Nobody has given Gilles Goujon anything for free. On the contrary. In a bucolic atmosphere far from the mundane noise, in an austere building –sold by the tiny Town Hall– he has been progressively restoring for a decade, he has been able to captivate plenty of customers and reach the top of the French guides: 5 hats in Gault Millau and 3 stars in Michelin. We can say we are before a self-made man who had to fight and sweat blood to reach fame; a fame very few chefs deserve so clearly.
Gilles is a happy man who enjoys eating –eating a lot– and loves the landscape of the place he chose to live in. He is also a noble and genuine person, as we can see through his work and through the products he uses, always excellent and abundant. Generous, in life and at work, he always builds plodding and complex articulations. He transmits his passion for his job; a passion he started feeling in his youth working with Roger Vergé and which allowed him to win the Best Craftsman of France Award.
Get ready for a carnal and refined feast. This is abundance and succulence cuisine made with savoir-faire and passion. Powerful, elegant, virtuosic, full of traditional flavours that have been updated, redesigned and impregnated with a clear personal value.
First example of what we said before: the smoked belly pork foam with bean cream accompanied with a cheese toast, mushrooms and peeled beans; an expressive and distinguished construction. For more inspiration based on timeless values, try Mrs. Carrus’s egg (a soft-boiled egg in appearance) that, once broken in front of the guest by the waiter, bursts out liquidly, like a rotten egg, with black truffle; spectacular, amazing, laid onto a truffled mushrooms purée covered with melanosporum and accompanied by a lukewarm brioche to be chewed and a coffee cup containing the same mushrooms to be drunk; three delicious and complex spaces, full of nuances, all prepared with a refined technique. The big piece of roasted foie gras, fleshy, greasy and brimming with honourable flavour, is pertinently delightful. It is accompanied by a sweet shortcrust pastry with gingerbread, rhubarb with Swiss meringue, and some strawberries slightly soaked with balsamic vinegar. Let us insist on it: this is a spirited and incredibly deeply elaborate cuisine.
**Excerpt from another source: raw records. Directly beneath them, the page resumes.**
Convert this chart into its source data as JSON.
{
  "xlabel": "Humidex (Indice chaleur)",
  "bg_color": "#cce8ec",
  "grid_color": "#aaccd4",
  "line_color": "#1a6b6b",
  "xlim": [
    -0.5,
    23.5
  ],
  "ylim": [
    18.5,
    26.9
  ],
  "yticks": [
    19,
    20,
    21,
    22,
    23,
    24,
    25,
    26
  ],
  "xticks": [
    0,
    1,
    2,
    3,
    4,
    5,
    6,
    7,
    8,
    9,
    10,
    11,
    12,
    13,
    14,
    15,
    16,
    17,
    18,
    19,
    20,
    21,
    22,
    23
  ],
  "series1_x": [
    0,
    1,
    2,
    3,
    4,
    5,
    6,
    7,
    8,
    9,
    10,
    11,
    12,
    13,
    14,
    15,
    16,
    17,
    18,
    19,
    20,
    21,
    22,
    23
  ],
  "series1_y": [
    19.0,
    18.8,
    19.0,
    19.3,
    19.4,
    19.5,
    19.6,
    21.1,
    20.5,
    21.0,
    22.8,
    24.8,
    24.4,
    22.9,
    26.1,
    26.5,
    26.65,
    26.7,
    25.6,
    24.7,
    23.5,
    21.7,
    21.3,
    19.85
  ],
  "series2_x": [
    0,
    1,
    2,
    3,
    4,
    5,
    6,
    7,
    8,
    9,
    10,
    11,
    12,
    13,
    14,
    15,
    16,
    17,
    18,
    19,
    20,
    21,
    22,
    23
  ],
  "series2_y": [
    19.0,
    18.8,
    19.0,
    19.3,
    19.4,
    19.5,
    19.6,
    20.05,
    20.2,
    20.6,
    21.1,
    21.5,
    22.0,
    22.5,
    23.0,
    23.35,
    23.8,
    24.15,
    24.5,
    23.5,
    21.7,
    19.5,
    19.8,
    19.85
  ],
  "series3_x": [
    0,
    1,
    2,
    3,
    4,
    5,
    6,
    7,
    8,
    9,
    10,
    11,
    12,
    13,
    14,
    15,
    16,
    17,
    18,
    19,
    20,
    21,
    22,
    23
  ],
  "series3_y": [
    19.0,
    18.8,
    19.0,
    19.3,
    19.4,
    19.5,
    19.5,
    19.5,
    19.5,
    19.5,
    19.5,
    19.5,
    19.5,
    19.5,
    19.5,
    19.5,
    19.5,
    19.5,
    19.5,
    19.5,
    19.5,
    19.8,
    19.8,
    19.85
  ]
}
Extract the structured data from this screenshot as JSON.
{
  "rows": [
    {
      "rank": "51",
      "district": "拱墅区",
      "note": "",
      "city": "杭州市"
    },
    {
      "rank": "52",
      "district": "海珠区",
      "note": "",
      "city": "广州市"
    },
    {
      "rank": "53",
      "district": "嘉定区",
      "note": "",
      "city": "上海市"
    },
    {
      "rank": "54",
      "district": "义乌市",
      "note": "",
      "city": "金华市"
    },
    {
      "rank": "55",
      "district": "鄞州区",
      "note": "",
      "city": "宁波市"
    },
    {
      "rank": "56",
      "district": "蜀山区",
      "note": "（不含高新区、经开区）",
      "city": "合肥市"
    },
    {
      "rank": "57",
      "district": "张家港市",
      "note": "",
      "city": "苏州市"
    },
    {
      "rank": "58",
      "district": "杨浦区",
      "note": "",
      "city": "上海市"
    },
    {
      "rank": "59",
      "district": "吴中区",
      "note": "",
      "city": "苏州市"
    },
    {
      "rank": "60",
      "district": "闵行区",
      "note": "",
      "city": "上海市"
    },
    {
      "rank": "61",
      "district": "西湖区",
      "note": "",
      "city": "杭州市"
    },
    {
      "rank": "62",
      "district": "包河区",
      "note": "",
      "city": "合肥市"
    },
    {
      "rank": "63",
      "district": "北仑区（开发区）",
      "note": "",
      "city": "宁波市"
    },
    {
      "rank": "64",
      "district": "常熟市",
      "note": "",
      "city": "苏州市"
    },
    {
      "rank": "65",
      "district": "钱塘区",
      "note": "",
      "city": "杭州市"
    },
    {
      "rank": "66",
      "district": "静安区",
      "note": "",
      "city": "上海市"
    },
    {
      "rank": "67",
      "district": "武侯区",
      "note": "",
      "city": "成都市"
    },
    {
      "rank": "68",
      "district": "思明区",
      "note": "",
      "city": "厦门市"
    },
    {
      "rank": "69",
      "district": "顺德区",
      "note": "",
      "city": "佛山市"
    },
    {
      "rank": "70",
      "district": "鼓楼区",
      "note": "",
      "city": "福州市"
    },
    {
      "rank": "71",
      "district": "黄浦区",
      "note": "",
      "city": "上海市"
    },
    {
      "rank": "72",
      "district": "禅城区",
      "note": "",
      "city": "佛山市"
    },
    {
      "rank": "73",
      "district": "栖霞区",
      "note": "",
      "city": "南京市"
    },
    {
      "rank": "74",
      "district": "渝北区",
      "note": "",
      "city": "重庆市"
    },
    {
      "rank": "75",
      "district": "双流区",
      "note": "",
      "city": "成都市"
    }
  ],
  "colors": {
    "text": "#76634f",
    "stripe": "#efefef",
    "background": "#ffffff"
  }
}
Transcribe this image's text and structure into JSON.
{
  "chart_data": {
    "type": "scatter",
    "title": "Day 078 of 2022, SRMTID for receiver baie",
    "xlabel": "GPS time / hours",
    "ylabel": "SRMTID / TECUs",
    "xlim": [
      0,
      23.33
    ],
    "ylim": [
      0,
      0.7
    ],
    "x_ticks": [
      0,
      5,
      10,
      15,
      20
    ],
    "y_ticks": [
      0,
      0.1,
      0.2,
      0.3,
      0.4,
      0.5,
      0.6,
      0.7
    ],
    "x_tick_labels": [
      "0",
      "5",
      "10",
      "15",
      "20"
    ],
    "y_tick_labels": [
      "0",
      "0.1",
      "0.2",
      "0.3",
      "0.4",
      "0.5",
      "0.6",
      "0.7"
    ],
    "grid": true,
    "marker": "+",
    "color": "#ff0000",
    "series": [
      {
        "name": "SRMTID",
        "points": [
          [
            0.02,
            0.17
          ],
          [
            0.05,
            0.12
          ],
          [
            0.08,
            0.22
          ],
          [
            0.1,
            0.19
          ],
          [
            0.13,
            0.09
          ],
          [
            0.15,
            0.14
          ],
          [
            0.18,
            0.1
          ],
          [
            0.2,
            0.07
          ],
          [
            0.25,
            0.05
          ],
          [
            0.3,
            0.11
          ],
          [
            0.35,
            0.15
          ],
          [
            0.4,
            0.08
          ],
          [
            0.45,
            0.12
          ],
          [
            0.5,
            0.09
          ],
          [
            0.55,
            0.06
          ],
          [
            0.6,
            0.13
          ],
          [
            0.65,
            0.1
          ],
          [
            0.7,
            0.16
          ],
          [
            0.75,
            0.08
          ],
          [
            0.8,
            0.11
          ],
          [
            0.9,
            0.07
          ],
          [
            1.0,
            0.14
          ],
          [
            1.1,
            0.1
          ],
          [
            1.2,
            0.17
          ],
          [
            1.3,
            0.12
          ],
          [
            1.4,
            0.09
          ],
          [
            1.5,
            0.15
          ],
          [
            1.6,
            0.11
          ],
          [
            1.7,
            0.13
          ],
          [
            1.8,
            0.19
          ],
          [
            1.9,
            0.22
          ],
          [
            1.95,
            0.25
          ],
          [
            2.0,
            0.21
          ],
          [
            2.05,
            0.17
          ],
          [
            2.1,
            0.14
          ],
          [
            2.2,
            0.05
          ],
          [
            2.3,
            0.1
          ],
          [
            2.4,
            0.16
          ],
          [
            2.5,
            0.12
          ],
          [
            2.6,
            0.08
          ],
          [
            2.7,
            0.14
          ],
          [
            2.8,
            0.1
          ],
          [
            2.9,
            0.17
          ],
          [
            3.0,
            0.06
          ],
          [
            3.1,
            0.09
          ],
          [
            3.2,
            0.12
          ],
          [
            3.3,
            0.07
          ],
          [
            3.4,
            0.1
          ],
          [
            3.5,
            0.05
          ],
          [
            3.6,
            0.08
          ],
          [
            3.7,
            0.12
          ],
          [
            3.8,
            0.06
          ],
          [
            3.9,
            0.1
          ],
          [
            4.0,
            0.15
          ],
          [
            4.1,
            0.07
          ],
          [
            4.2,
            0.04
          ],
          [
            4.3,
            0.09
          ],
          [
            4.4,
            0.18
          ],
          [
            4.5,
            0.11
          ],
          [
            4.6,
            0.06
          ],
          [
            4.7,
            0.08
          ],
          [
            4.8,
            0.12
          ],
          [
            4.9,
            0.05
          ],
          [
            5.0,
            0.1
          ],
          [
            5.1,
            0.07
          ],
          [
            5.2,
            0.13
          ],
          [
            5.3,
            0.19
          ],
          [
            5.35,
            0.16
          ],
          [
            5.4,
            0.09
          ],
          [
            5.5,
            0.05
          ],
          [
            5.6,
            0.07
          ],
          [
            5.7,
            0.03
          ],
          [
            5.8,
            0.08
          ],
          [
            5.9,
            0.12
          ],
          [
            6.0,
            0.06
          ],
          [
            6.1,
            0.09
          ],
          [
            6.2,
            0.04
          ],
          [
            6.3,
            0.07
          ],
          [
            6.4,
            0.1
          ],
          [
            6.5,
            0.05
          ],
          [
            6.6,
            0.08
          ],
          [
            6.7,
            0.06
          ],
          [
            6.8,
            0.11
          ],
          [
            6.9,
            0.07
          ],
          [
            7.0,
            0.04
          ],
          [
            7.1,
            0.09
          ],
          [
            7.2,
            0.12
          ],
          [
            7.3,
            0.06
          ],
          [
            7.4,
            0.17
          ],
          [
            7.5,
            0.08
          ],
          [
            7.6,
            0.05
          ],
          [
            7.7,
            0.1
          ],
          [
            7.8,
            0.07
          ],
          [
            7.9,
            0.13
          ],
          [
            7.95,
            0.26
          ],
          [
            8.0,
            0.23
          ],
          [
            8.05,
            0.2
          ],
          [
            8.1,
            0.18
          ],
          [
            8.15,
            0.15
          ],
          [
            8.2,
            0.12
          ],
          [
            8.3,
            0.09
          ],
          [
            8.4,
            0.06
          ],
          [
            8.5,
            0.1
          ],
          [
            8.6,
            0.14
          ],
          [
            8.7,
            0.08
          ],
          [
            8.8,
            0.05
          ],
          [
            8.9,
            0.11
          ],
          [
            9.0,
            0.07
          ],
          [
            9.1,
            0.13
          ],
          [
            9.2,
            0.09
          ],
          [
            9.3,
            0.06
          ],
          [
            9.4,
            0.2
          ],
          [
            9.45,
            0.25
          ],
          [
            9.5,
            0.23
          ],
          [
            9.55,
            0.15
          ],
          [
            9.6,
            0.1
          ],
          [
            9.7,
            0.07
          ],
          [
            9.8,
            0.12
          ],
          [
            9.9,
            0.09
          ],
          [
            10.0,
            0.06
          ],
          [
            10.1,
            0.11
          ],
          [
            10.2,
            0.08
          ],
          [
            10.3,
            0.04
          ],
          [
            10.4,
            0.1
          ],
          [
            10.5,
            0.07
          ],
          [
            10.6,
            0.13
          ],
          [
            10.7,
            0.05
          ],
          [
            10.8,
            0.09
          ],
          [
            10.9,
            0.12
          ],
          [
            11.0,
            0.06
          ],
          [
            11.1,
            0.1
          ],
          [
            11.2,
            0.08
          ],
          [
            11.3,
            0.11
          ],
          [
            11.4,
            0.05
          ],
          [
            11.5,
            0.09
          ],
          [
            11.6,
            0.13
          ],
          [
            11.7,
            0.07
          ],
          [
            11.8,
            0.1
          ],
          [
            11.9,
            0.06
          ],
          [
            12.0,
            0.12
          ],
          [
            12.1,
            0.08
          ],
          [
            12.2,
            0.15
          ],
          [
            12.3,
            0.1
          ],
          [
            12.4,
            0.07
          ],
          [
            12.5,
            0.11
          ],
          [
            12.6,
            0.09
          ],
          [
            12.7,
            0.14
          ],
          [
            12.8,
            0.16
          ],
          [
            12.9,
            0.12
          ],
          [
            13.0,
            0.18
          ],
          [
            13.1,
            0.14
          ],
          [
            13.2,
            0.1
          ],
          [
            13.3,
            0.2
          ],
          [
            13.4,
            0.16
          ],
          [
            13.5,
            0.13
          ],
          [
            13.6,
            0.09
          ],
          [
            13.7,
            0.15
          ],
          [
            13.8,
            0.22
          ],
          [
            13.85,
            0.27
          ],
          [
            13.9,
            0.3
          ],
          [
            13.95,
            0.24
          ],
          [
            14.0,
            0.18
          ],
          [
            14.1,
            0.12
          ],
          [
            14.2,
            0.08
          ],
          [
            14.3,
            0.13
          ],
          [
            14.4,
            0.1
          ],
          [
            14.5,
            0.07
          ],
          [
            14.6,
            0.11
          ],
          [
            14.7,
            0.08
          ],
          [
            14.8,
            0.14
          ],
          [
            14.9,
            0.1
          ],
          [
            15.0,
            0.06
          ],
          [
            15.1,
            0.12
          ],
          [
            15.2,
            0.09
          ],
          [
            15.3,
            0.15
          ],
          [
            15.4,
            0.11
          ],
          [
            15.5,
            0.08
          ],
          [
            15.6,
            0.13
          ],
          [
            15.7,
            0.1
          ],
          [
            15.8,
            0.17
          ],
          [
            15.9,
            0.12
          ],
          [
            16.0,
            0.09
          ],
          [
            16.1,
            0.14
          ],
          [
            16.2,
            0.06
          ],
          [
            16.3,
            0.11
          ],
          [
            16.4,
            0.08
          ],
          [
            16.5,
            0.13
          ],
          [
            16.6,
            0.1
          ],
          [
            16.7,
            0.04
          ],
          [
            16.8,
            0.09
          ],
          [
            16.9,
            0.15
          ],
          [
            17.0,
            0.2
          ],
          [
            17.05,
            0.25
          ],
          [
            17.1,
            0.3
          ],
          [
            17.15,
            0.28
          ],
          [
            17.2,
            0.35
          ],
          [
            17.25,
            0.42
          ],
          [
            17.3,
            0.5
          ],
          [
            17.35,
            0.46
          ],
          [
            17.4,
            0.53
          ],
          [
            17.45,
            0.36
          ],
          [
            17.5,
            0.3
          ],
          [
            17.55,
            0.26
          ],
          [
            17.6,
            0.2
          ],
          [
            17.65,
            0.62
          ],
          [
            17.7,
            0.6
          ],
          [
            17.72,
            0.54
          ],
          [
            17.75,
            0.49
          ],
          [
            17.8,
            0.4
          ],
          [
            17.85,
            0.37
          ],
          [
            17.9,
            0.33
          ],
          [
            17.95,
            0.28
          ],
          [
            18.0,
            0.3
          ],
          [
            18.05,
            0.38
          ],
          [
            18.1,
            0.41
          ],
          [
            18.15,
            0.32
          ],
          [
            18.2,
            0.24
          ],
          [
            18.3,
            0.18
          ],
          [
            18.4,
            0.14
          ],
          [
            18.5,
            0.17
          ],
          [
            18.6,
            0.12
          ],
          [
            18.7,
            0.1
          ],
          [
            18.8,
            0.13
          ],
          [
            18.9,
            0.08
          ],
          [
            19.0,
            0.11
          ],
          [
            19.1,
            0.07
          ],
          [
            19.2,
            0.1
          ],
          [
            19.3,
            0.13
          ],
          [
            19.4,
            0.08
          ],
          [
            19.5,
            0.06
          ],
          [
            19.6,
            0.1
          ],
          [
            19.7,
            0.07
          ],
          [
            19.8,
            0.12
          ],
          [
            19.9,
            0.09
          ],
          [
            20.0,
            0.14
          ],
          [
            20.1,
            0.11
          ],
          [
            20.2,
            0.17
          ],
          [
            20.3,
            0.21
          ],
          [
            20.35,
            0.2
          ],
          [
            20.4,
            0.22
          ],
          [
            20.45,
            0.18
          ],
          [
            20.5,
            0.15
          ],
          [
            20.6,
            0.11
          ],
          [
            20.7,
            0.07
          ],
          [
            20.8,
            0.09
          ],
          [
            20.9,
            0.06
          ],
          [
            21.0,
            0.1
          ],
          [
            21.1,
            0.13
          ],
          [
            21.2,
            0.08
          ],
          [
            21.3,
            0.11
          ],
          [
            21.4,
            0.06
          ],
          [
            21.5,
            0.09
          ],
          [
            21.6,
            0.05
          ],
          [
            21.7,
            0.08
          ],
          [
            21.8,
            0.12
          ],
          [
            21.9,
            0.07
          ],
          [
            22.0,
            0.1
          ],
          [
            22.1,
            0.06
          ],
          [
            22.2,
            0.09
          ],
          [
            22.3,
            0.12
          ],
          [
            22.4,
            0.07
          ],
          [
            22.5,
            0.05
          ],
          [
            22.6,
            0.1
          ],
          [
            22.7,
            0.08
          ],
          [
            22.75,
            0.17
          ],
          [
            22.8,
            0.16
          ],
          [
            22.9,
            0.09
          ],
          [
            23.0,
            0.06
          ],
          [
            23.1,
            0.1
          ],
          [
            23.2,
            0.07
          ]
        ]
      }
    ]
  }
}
Another stunning testimony of raw materials and execution is the gigantic Gillardeau oyster, very shortly heated, raw and hot, covered with mullet caviar and arranged onto a green and exulting rugula and watercress purée and served under a extremely fragile caramel cover, the whole being coated at the last minute with caramelized cream. Somewhere else on the plate, you will find an oyster tartare with seawater foam and a pork tartlet. In short, majestic and greedy perfection. The immensurable tribute to bouillabaisse is a red mullet filet placed onto a potato cylinder stuffed with an onion brandade “en bullinada”, dropped on a fish soup with mussels, cockles, vegetables and toasted bread, and mixed with a rouille foam with saffron which melts when the broth is poured on it. What a delight! Another –very– great dish is the excellent kid proposal, with different facets of the animal: filet in a crunchy leaf with herbs; grilled kid chop, caramelized shoulder, brochette of kidneys and heart, together with a great morel stuffed with meat and enhanced with some thyme flowers juice; sublime.
The raspberry macaron, the cancelé and the full chocolate tartlet are colossal. All the other desserts have the same line and level, like the strawberries with caramelized black olive, lemon thyme sorbet and honey shell-shaped cookie; or like the cocoa cones stuffed with Guanaja chocolate and perfumed with violets, Szechuan pepper and raspberries.